The three AAAs ran out of battery much quicker than expected, and I figured it might have something to do with the voltage divider.
Based on the fact that you used 100K resistors, the voltage divider
probably had very little effect on your battery life.
Is power constantly flowing through the voltage divider, even when I'm
not reading any data from the pin?
Yes.
4.5V / (100K + 100K) = 22.5uA.
22.5uA * 4.5V = 101uW
If so, does this reduce battery life?
It does affect it, but in your specific case the effect is very small.
The capacity of a typical alkaline AAA battery is on the order of 1 Amp-Hour. With a 22.5uA load a 1 Amp-Hour battery would last..
1 Amp * 1 hour / 22.5uA = 44444 hours = 5.07 years.
Its not likely that the 200K resistors are the cause of your battery drain.
Its more likely that your micro-controller, voltage regulators, and other parts on the board are draining the battery.

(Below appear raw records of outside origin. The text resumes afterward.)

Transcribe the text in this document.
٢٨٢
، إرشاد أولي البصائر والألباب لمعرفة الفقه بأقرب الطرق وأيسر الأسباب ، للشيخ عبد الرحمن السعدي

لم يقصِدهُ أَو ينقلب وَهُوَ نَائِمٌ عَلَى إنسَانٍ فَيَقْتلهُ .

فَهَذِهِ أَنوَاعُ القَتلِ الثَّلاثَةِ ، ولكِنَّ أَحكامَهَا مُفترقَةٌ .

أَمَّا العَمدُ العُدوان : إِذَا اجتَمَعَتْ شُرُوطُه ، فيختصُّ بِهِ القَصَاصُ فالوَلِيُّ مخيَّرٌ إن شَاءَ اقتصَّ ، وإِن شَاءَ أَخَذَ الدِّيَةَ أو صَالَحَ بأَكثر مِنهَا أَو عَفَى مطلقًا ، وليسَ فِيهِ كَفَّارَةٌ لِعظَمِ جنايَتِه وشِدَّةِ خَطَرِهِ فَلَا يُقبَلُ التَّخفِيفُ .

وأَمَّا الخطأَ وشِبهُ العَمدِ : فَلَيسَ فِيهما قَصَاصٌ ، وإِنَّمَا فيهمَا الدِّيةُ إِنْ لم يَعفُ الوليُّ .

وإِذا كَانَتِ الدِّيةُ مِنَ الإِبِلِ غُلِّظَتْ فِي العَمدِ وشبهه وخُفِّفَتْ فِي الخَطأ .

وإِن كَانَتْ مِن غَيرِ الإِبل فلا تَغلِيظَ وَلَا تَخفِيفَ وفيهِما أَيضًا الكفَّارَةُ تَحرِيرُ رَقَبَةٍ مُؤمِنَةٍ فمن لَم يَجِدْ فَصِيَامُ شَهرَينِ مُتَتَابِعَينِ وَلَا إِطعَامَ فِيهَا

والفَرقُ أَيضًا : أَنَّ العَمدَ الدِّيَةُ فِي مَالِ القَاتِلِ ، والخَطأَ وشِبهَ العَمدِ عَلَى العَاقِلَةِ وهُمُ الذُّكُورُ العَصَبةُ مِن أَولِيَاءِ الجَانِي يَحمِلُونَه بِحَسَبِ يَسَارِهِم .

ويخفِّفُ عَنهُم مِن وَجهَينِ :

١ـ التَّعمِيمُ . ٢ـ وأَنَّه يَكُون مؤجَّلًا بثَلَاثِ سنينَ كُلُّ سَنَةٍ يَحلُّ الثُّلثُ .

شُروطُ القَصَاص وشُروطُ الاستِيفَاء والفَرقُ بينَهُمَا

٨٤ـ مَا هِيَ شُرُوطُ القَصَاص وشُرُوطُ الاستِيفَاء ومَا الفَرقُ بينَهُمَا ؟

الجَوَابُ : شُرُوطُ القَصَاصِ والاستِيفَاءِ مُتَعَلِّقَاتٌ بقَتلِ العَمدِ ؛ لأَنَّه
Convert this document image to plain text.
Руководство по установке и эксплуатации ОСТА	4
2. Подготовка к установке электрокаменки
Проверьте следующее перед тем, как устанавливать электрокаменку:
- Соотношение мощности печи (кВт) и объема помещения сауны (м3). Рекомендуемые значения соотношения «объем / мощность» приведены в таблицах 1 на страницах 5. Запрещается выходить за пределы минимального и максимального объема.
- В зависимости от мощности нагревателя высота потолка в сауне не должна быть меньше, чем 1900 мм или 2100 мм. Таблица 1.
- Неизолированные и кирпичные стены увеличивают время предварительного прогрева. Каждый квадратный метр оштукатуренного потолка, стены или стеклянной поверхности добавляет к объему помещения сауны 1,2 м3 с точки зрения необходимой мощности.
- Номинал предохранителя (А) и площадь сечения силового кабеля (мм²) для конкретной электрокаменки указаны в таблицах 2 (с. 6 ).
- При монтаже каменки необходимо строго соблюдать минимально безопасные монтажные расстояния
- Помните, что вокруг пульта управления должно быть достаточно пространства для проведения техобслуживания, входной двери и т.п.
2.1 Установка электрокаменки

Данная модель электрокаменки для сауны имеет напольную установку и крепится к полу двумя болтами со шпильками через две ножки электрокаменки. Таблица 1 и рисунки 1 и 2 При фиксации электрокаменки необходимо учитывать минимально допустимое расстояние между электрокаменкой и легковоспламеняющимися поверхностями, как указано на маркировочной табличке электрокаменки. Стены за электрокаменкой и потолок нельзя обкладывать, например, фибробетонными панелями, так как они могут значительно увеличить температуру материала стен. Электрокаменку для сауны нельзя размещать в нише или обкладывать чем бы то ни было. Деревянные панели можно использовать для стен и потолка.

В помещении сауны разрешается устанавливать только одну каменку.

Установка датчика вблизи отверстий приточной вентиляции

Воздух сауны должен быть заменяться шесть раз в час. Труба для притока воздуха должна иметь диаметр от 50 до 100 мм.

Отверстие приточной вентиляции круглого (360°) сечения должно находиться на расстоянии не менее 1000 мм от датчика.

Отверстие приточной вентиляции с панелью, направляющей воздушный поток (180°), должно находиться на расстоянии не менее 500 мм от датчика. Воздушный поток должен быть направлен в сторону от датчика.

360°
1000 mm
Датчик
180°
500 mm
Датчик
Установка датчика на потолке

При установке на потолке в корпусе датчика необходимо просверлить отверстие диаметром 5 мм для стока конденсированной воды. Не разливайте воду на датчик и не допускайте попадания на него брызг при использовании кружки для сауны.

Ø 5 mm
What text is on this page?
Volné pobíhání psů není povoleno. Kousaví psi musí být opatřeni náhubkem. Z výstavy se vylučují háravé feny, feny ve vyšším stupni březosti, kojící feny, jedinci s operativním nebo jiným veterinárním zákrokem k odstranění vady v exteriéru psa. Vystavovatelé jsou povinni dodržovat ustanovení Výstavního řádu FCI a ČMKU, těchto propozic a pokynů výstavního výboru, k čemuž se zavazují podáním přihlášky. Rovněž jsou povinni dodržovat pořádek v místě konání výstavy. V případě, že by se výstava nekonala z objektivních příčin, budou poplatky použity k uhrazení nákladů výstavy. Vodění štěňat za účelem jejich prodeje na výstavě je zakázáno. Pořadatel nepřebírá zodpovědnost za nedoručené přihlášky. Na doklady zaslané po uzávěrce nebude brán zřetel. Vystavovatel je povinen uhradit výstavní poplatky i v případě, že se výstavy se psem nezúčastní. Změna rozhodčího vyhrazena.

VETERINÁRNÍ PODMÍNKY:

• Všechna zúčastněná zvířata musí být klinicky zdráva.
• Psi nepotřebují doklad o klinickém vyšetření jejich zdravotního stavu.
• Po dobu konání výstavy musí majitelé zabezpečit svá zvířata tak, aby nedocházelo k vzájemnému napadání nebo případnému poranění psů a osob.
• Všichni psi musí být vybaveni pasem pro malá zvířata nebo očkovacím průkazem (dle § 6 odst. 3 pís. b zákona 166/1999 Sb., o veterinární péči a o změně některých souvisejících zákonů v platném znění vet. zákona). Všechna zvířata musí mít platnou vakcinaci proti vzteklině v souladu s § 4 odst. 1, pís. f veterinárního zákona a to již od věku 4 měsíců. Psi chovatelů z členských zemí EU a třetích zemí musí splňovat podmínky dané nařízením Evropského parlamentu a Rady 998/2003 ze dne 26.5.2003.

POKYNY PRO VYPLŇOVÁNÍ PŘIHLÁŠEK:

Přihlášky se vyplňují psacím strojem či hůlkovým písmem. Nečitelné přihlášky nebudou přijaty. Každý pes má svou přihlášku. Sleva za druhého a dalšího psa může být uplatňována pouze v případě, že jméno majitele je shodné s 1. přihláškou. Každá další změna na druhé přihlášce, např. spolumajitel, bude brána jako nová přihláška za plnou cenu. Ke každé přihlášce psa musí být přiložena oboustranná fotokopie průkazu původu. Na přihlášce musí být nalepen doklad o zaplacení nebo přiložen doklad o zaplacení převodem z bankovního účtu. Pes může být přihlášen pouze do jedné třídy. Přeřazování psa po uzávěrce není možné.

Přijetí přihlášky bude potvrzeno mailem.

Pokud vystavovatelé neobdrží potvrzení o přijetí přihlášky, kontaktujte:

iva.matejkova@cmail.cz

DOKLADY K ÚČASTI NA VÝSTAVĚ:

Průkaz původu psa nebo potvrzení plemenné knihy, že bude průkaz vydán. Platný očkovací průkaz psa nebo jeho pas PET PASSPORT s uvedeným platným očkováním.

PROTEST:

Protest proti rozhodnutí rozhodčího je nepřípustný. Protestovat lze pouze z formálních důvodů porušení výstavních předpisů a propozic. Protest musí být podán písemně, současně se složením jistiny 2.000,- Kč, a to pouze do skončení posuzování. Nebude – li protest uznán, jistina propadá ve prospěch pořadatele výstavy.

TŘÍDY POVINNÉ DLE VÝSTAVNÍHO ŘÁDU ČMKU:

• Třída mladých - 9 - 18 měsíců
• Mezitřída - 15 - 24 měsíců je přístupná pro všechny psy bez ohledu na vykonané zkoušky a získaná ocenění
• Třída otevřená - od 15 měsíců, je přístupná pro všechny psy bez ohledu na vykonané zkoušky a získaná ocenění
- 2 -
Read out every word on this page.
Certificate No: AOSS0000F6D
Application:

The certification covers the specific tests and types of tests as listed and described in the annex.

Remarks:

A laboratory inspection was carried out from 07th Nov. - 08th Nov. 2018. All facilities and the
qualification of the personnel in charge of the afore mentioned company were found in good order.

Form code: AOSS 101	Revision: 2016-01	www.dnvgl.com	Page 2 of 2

You didn't mention if you are using rechargeable batteries or not, but many AAA rechargeable batteries will self-discharge in about a month with no load.
I noticed the voltage divider was very inconsistent, is there a better
way to lower the voltage going into the Arduino's analog pin
A voltage divider is a good way to lower the voltage. The reason your readings are inconsistent is because the divider has very high output impedance.
100K * 100K / (100K + 100K) = 50K
Your ADC (like most ADCs) probably has a sampling capacitor inside of it. When the ADC begins to take a sample it must charge the sampling capacitor. For an un-buffered type ADC the sampling capacitor typically charges from the load. It will take a while for the divider output to settle.
For example if the internal sampling capacitor was 20pF then the time constant would be...
20pF * 50K = 1us.
If you wanted the output to settle to 8 bits of accuracy then your acquisition time would need to be at least...
ln(2^8) * 1us = 5.5us.
If the acquisition time on the ADC is not long enough the output won't be settled and your samples will be inaccurate. You need to buffer the output somehow.
If you sample infrequently, you can just put a 0.1uF ceramic capacitor between the divider output and ground. The external capacitor will charge the sampling capacitor very quickly thus making your settling time very low and improving the sampling accuracy.
Also note that the 50K output impedance makes the divider output very susceptible to electromagnetic interference from nearby digital circuits. EMI will result in random noise in your measurements. The capacitor will help with this as well.
If your ADC has any DC input leakage current specified you may also need to add a micro-power op-amp configured as a voltage follower as a buffer.